The Internet of Things will look a lot like the smartphone market, says CEO Steve Mollenkopf.

Asa Mathat

While Intel, Microsoft and BlackBerry are all aiming to seize on the “Internet of Things” after largely missing out on mobile, the winners in the phone market have no intention of missing out on the next big thing.

“I think a lot of it will borrow the smartphone technology almost directly,” Qualcomm CEO Steve Mollenkopf said in an interview shortly after his appearance onstage at the Code Conference.

And Mollenkopf said the things that made Qualcomm strong in phones — top-notch modem technology, power management and experience with all the major operating systems — will serve it well.

“I think it is going to be difficult to come at it without a strong position in the phone, but people will try,” he said. Intel, for example, has made a big bet on small devices, creating its Quark line of chips as well as various other wearable projects, including a “smart shirt.”

Qualcomm dipped its toe into making its own wearable device with last year’s Toq smartwatch. But Mollenkopf said the purpose was to show off its Mirasol screen technology and other homegrown components that might be well suited for wearables.

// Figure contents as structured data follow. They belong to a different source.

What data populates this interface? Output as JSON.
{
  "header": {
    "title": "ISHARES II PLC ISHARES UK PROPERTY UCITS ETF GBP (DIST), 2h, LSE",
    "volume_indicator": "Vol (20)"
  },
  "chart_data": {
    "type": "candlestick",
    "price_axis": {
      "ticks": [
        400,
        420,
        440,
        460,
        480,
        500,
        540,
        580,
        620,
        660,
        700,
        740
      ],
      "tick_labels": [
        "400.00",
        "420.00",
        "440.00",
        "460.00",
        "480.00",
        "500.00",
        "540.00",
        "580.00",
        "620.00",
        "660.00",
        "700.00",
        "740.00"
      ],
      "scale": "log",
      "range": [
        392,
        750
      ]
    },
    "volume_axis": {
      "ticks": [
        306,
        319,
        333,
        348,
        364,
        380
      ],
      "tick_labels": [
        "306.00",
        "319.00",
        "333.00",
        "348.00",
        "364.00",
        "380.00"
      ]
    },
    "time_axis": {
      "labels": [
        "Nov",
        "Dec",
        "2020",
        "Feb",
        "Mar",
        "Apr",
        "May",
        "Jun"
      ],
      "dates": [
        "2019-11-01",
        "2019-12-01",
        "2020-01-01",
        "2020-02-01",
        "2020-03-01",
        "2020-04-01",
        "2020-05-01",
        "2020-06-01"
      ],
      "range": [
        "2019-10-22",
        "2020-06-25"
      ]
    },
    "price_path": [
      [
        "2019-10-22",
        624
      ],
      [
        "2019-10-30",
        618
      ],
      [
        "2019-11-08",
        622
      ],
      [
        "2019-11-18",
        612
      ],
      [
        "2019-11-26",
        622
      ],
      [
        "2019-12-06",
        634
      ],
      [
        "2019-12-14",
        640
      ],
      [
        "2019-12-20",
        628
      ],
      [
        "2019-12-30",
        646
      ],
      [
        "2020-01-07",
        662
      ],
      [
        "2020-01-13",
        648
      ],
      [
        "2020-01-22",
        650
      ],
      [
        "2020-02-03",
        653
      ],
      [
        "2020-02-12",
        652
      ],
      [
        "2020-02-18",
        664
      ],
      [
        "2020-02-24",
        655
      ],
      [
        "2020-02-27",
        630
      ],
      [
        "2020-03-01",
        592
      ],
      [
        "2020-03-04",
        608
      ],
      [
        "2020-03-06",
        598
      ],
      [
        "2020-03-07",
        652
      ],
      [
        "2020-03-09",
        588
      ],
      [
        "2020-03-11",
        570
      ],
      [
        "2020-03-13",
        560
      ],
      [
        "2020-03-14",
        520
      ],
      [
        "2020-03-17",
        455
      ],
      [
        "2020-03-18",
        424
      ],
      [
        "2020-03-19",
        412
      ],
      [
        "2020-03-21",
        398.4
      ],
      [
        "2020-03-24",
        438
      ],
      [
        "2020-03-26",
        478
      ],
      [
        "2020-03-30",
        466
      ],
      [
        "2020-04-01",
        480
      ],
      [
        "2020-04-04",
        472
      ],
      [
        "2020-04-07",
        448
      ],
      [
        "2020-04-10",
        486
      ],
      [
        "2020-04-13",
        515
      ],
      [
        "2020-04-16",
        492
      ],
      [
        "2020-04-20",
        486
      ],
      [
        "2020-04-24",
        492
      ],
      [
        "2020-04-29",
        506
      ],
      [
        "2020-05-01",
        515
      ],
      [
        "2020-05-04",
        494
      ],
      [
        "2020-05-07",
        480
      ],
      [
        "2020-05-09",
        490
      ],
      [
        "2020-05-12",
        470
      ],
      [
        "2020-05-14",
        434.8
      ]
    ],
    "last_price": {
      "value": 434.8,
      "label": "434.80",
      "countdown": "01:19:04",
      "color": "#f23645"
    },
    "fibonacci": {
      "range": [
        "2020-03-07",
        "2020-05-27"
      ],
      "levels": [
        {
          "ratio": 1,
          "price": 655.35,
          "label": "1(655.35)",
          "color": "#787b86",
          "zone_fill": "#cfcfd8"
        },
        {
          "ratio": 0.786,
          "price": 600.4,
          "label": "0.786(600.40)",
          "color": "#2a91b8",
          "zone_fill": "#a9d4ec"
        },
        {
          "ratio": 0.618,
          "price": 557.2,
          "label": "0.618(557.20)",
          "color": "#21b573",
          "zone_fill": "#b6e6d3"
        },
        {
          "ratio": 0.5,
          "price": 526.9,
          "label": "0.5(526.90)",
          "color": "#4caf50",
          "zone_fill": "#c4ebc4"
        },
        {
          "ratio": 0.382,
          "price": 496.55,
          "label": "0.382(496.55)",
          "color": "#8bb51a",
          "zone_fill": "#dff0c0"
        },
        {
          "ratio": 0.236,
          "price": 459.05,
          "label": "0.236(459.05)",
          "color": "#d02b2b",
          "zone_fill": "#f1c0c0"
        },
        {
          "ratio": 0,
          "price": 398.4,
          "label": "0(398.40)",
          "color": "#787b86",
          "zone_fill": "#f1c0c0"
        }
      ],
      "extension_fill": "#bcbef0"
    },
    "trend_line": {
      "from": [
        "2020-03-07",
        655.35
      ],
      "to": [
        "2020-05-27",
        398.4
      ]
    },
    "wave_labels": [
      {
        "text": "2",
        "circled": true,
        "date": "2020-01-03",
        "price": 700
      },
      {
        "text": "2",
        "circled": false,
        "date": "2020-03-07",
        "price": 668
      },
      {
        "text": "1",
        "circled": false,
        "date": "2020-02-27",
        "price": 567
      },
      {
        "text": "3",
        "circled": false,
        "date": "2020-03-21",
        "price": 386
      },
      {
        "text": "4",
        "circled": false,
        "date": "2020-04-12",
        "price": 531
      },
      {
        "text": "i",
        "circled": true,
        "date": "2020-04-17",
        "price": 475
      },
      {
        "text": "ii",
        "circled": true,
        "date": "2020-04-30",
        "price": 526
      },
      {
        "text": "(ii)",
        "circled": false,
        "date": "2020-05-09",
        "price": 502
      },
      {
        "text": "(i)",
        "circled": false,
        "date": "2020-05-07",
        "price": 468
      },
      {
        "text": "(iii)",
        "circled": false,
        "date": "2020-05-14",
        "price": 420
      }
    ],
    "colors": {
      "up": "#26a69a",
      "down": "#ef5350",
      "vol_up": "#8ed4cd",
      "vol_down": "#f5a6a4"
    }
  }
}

“We learned a lot of things,” Mollenkopf said. Nonetheless, don’t expect a Toq 2.

“We’re not well outfitted to really go into the end-consumer play,” he said. “We experiment every once in a while, in some cases just to convince people that they should do it. We’re an enabler more than anything else.”

It’s not clear, though, that Qualcomm has managed to convince anyone to adopt Mirasol, which offers some of the benefits of E-Ink while also being able to display colors and video. “There’s certainly an opportunity there,” Mollenkopf said.

Mollenkopf said he is keeping an eye on whether continued investment in Mirasol makes sense.

“It is going slower than what we originally thought,” he said. “But it is an area we are evaluating. We are always looking at projects as to whether they still have legs going forward.”